Notato che l’invito proposto col precedente post è caduto nel vuoto (perché non mi scrivete? vi sto antipatico? e se sì, perché leggete sta roba?), mi veniva fatto di pensare ieri sera a quanto archittetura e design abbiano di fatto in parte o in tutto soppiantato il bisogno artistico di larga parte dei nostri concittadini.
D’altronde il design è arte concreta per definizione, no?
Fatto sta che si trovano spesso maggiori fonti di ispirazione sfogliando una rivista di arredamento che una rivista d’arte. Tanto l’arte spesso è esoterica, involuta, distante, quanto il design è vicino, ironico, tattile, “utile”. Tanto l’arte sembra aver perso senso e cognizione della propria funzione primaria, quanto il design, per obblighi commerciali, ne rimane vincolato, attratto, stretto, connesso.
E per questa via, per questo rapporto di ispirazione, di odio e di amore, di attrazione e repulsione dal mondo di quella che una volta si sarebbe chiamata “arte applicata” (non dimenticando che molti anche dei grandi vengono di lì, Wahrol in primis) si spiegano, immagino, molte delle evoluzioni di apparente matrice dadaista dell’arte contemporanea, cioé nella creazione di oggetti (colorati) assolutamente inutili quale reazione e controfferta all’invasione di sedie, tavoli, divani, spremiagrumi e lighter di design.
Ma se tutto questo è vero o almeno passabilmente verosimile, ci sarebbe da chiedersi quali siano i caratteri essenziali del fare arte oggi, cosa significhi l’espressione che prima ho usato sulla apparente dimenticanza da parte degli artisti della funzione primaria dell’arte. Fare arte è scandagliare il reale? E’ rappresentare la società? E’ dare libero sfogo al proprio sentire? E’ creare oggetti da arredamento? E’ rendere piacevole le nostre case e i nostri palazzi? E’ comunicare o mostrare? E’ dire o mentire?

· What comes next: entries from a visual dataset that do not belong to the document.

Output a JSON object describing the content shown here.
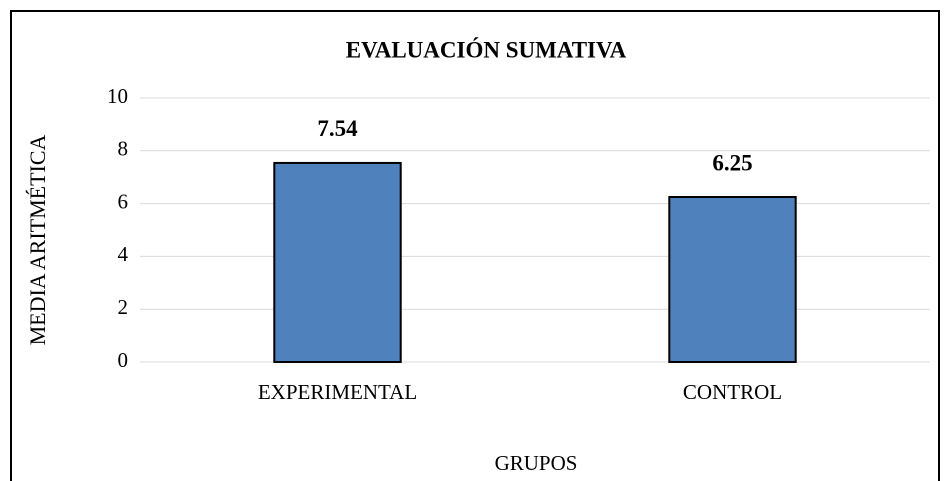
{
  "chart_data": {
    "type": "bar",
    "title": "EVALUACIÓN SUMATIVA",
    "x_label": "GRUPOS",
    "y_label": "MEDIA ARITMÉTICA",
    "categories": [
      "EXPERIMENTAL",
      "CONTROL"
    ],
    "values": [
      7.54,
      6.25
    ],
    "color": "#4f81bd",
    "ylim": [
      0,
      10
    ],
    "yticks": [
      0,
      2,
      4,
      6,
      8,
      10
    ],
    "grid": true
  }
}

Con questi simpatici quesiti domenicali, vi lascio.
aaaaaaaaaaaz!
e quali fantasmagoriche riviste di arredamento sfogli?
fuori i nomi!
io mi annoio subito, mi costringo a cercare di leggerle, ma non ci riesco, e poi non credo alle foto, sono come san tommaso (che tra l’altro è il protettore degli architetti) devo vedere le cose dal vivo!
e poi mi girano le palle che ogni cosa appena un poco carina abbia dei simili costi, è mai possibile che delle piastrelle costino 340 euro a metro quadro? (senza la posa in opera, iva esclusa!).
tanti bei quadri hanno un costo al metro quadro inferiore!
w lo smalto!
comunque secondo me il bisogno artistico dei nostri concittadini è da un po’ di anni (giustamente) soddisfatto dal buon mangiare e dal buon bere, nutrimento per lo spirito e per il corpo.
val più un buon baccalà mantecato che una bella pentola alessi!
ciao
v
perché tu quali riviste d’arte sfogli? i bisogni artistici dei nostri concittadini sono soddisfatti in parte uguali dal bere, mangiare e belle ragazze sfogliate sulle riviste o su internet. sui costi del design e in generale di tutto ciò che abbia una firma (anche la mia) in architettura et similia sono assolutamente d’accordo
ciao
ps: sono andato a villa panza – a breve un resoconto
quando ero giovane e bello leggevo flash art, poi hanno iniziato a mettere le note a piè pagina, manco fossero un saggio accademico, e allora ho smesso.
l’unica rivista d’arte che leggo con piacere è quella con tutti i calendari delle mostre nelle varie città italiane, non mi riesco mai a ricordare il nome, ma si trova gratis in quasi tutte le gallerie, sennò per riceverla in abbonamento bisogna pagar salato.
ma le riviste di arredamento???
confessa che semplicemente non ti piacciono le rivviste d’arte!
ciao!
v
dimenticavo: bello, neh, non lo sei mai stato
flash art rimane la migliore, anche se politi se la tira e rimane ancorato all’idea che arte significhi mercato dell’arte – d’altronde anche lui deve viverci (che è un po’ come violentare l’arte, no?)